I wish I had known you were going to do that, I would have loved to have been able to send yer Cuzzin T to sit in. I would have liked to have sat in so I can see how you educate hunters. I seem to get the ones that don't even know how to field dress, let alone cape out. That has been the big marketing obstacle as far as putting it on the shelves for hunters. The taxidermy community for all practical purposes has been zero problems in comprehension and application, but my personal experience at this point has been that hunters as a whole (remember license+weapon+luck can = successful hunter)can be inclined to be too "general populace".


Well Unc

This response submitted by Doug on 8/23/06 at 8:50 AM. ( ) 12.40.253.105

You didn't miss much. Mr. T was invited, but he is laid up due to a bad back. OUCH! Get well T.

I see this as a big opportunity for the generals publics out there. We (the taxidermies of the world) need to work with our customers and offer some training. They need to have the learnin for the proper capin and field carein of the games they kills.

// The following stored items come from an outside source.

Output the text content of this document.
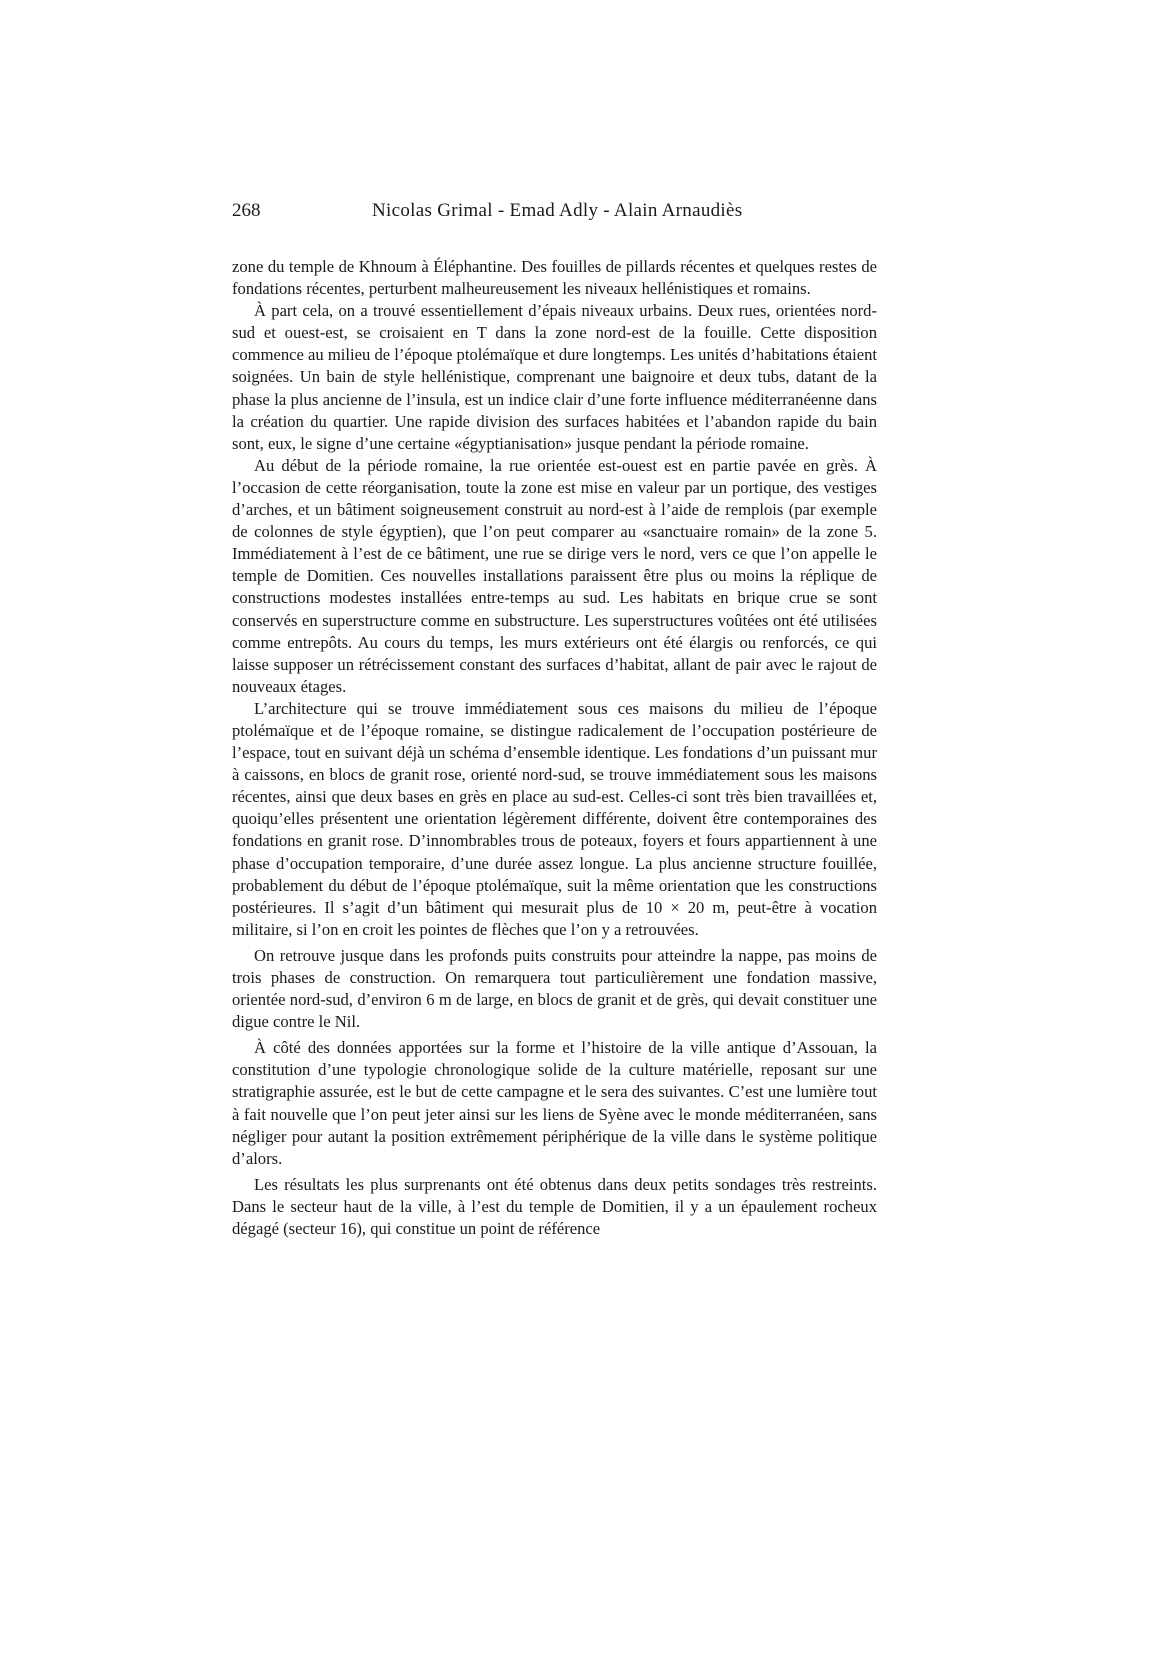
268	Nicolas Grimal - Emad Adly - Alain Arnaudiès

zone du temple de Khnoum à Éléphantine. Des fouilles de pillards récentes et quelques restes de fondations récentes, perturbent malheureusement les niveaux hellénistiques et romains.

À part cela, on a trouvé essentiellement d’épais niveaux urbains. Deux rues, orientées nord-sud et ouest-est, se croisaient en T dans la zone nord-est de la fouille. Cette disposition commence au milieu de l’époque ptolémaïque et dure longtemps. Les unités d’habitations étaient soignées. Un bain de style hellénistique, comprenant une baignoire et deux tubs, datant de la phase la plus ancienne de l’insula, est un indice clair d’une forte influence méditerranéenne dans la création du quartier. Une rapide division des surfaces habitées et l’abandon rapide du bain sont, eux, le signe d’une certaine «égyptianisation» jusque pendant la période romaine.

Au début de la période romaine, la rue orientée est-ouest est en partie pavée en grès. À l’occasion de cette réorganisation, toute la zone est mise en valeur par un portique, des vestiges d’arches, et un bâtiment soigneusement construit au nord-est à l’aide de remplois (par exemple de colonnes de style égyptien), que l’on peut comparer au «sanctuaire romain» de la zone 5. Immédiatement à l’est de ce bâtiment, une rue se dirige vers le nord, vers ce que l’on appelle le temple de Domitien. Ces nouvelles installations paraissent être plus ou moins la réplique de constructions modestes installées entre-temps au sud. Les habitats en brique crue se sont conservés en superstructure comme en substructure. Les superstructures voûtées ont été utilisées comme entrepôts. Au cours du temps, les murs extérieurs ont été élargis ou renforcés, ce qui laisse supposer un rétrécissement constant des surfaces d’habitat, allant de pair avec le rajout de nouveaux étages.

L’architecture qui se trouve immédiatement sous ces maisons du milieu de l’époque ptolémaïque et de l’époque romaine, se distingue radicalement de l’occupation postérieure de l’espace, tout en suivant déjà un schéma d’ensemble identique. Les fondations d’un puissant mur à caissons, en blocs de granit rose, orienté nord-sud, se trouve immédiatement sous les maisons récentes, ainsi que deux bases en grès en place au sud-est. Celles-ci sont très bien travaillées et, quoiqu’elles présentent une orientation légèrement différente, doivent être contemporaines des fondations en granit rose. D’innombrables trous de poteaux, foyers et fours appartiennent à une phase d’occupation temporaire, d’une durée assez longue. La plus ancienne structure fouillée, probablement du début de l’époque ptolémaïque, suit la même orientation que les constructions postérieures. Il s’agit d’un bâtiment qui mesurait plus de 10 × 20 m, peut-être à vocation militaire, si l’on en croit les pointes de flèches que l’on y a retrouvées.

On retrouve jusque dans les profonds puits construits pour atteindre la nappe, pas moins de trois phases de construction. On remarquera tout particulièrement une fondation massive, orientée nord-sud, d’environ 6 m de large, en blocs de granit et de grès, qui devait constituer une digue contre le Nil.

À côté des données apportées sur la forme et l’histoire de la ville antique d’Assouan, la constitution d’une typologie chronologique solide de la culture matérielle, reposant sur une stratigraphie assurée, est le but de cette campagne et le sera des suivantes. C’est une lumière tout à fait nouvelle que l’on peut jeter ainsi sur les liens de Syène avec le monde méditerranéen, sans négliger pour autant la position extrêmement périphérique de la ville dans le système politique d’alors.

Les résultats les plus surprenants ont été obtenus dans deux petits sondages très restreints. Dans le secteur haut de la ville, à l’est du temple de Domitien, il y a un épaulement rocheux dégagé (secteur 16), qui constitue un point de référence
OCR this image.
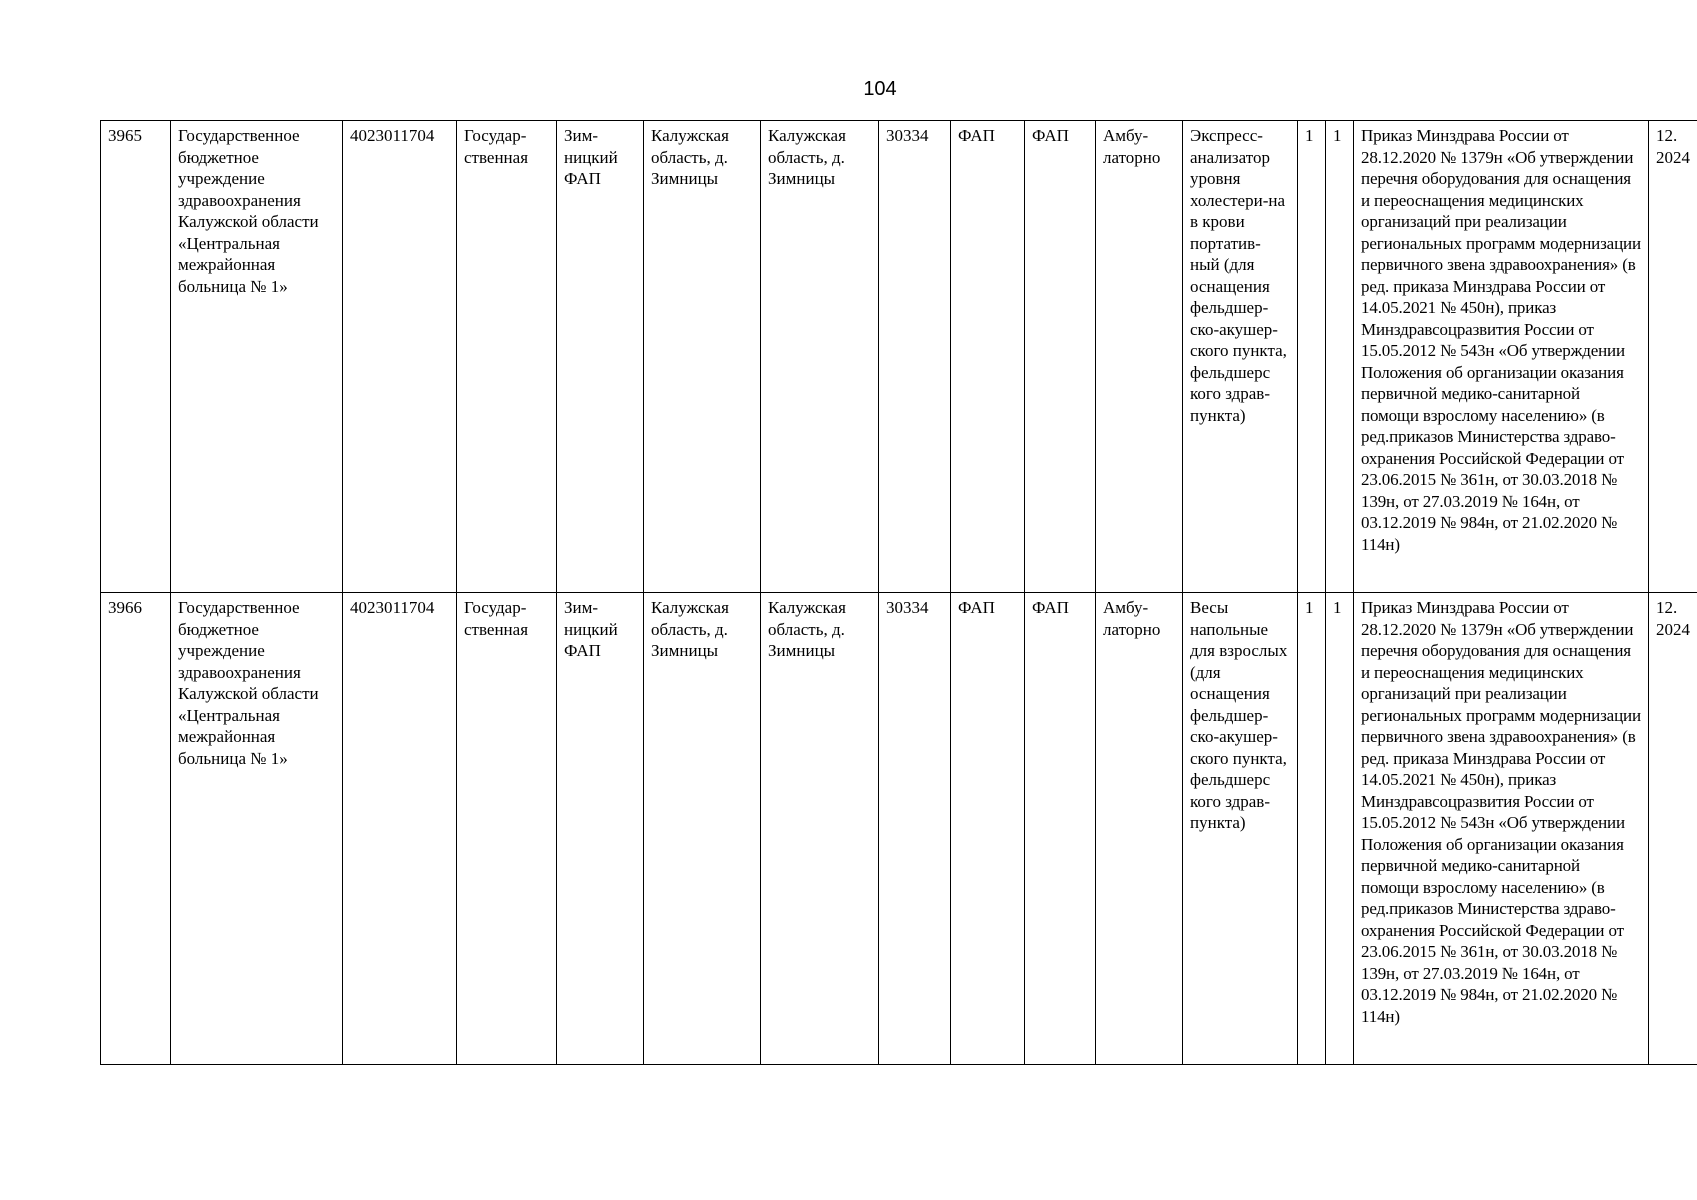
104
3965	Государственное бюджетное учреждение здравоохранения Калужской области «Центральная межрайонная больница № 1»	4023011704	Государ-ственная	Зим-ницкий ФАП	Калужская область, д. Зимницы	Калужская область, д. Зимницы	30334	ФАП	ФАП	Амбу-латорно	Экспресс-анализатор уровня холестери-на в крови портатив-ный (для оснащения фельдшер-ско-акушер-ского пункта, фельдшерс кого здрав-пункта)	1	1	Приказ Минздрава России от 28.12.2020 № 1379н «Об утверждении перечня оборудования для оснащения и переоснащения медицинских организаций при реализации региональных программ модернизации первичного звена здравоохранения» (в ред. приказа Минздрава России от 14.05.2021 № 450н), приказ Минздравсоцразвития России от 15.05.2012 № 543н «Об утверждении Положения об организации оказания первичной медико-санитарной помощи взрослому населению» (в ред.приказов Министерства здраво-охранения Российской Федерации от 23.06.2015 № 361н, от 30.03.2018 № 139н, от 27.03.2019 № 164н, от 03.12.2019 № 984н, от 21.02.2020 № 114н)	12. 2024
3966	Государственное бюджетное учреждение здравоохранения Калужской области «Центральная межрайонная больница № 1»	4023011704	Государ-ственная	Зим-ницкий ФАП	Калужская область, д. Зимницы	Калужская область, д. Зимницы	30334	ФАП	ФАП	Амбу-латорно	Весы напольные для взрослых (для оснащения фельдшер-ско-акушер-ского пункта, фельдшерс кого здрав-пункта)	1	1	Приказ Минздрава России от 28.12.2020 № 1379н «Об утверждении перечня оборудования для оснащения и переоснащения медицинских организаций при реализации региональных программ модернизации первичного звена здравоохранения» (в ред. приказа Минздрава России от 14.05.2021 № 450н), приказ Минздравсоцразвития России от 15.05.2012 № 543н «Об утверждении Положения об организации оказания первичной медико-санитарной помощи взрослому населению» (в ред.приказов Министерства здраво-охранения Российской Федерации от 23.06.2015 № 361н, от 30.03.2018 № 139н, от 27.03.2019 № 164н, от 03.12.2019 № 984н, от 21.02.2020 № 114н)	12. 2024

I has a few from that seminary that I gived that want to sign up and pay me for a trainin class. I stinks if I had a box of the rot stop and a seminary, I could sell a bunch of it.

You can buzz me up to talk about that.

Doug


Nephew,

This response submitted by Glen on 8/23/06 at 12:55 PM. ( ) 70.106.136.52

I can hear yer mental gears turning like a well erled muh sheen clear down here. If you are thinking what I think you are thinking, that proves that great minds do run in circles...I run like I got a foot nailed to the floor.

Use my toll free 1-866-849-9198, and tell that fancy little talkin' muh sheen what hours you will be available at what number.


BIG THANKS

This response submitted by RAS on 8/23/06 at 4:16 PM. ( ) 66.192.117.66

THANK YOU VERY MUCH for all of the input. now all we have to do is kill some mule deer.